According to the agreement officials, including mining artisans, would get a 7.5% increase in the first year, then a 7% increase in the following two years. The skilled miners would get a R1100 increase for the first year, then an R1000 increase in the next two years.

Under the agreement, Thungela and NUM also commit to engaging the board of trustees of the Saco Employee Partnership Plan Trust (EPP) to review and amend the trust deed to enable the payment of awards made to the EPP in the same financial year in which they are declared, as opposed to vesting over a period of three years.

Thungela CEO July Ndlovu said: “We are very pleased to have reached an agreement with our employees, and I thank the NUM for their collaboration and constructive engagement during the wage negotiation process. The agreement recognises the important role that our employees have in responsibly creating value together for a shared future.”

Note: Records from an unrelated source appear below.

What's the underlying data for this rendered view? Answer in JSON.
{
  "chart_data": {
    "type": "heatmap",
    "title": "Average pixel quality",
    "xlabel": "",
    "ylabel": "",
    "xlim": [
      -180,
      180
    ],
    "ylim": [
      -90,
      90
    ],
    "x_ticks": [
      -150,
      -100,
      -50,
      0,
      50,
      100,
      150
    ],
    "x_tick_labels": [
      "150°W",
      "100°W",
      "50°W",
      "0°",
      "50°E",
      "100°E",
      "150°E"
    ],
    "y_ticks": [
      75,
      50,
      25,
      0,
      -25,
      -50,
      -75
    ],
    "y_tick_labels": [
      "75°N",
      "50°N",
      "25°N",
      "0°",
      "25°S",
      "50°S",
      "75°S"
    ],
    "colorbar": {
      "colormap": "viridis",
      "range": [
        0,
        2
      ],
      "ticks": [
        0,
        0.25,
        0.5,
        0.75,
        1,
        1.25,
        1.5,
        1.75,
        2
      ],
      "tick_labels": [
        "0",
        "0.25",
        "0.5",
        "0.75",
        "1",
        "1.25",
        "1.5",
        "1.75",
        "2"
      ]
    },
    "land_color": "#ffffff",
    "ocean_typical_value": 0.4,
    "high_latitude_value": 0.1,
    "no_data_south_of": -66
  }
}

NUM national education secretary Lefty Mashego said the union was satisfied with the agreement. He said the negotiations took two months.

“The agreement we had expired and it was time to renew it. We are satisfied with the outcomes. We got a mandate from our members to sign the agreement and we did,” he said.

Mashego said it was the first time in many years that there was no third-party mediation.

“There was no talk of tools down or a strike. The agreement will help our members as Christmas is around the corner and we are still recovering from the Covid-19 pandemic,” he said.

The wage deal provides labour stability for the mining firm amid high coal prices.

Coal prices are soaring after Russia invaded Ukraine earlier this year and as Europe scrambles to buy coal after this geopolitical event scuppered its stable supply of gas and coal from Russia.

Benchmark Newcastle coal yesterday surged to more than $440 (R7616) per tonne.

Thungela, driven by elevated benchmark coal prices, last month boasted bouyant interims and declared a whopping interim dividend of R8.2 billion.

For six months to June 30, it flagged a profit of R9.6bn compared to R351 million in the first half of 2021.

It announced a dividend of R8.2bn, or R60 per share, due to profit surging, boosted by strong export coal prices.

It also lowered guidance for shipments as rail constraints continue to hamper its ability to move coal from its mines to Richards Bay, one of the biggest coal terminals in the world.

Thungela expects to export between 13 million and 13.6 million tonnes of the fossil fuel this year, from an initial projection of between 14 million and 15 million.

Thungela shares closed at R373.40 on the JSE on Monday. They have increased by 503.72% in the past year.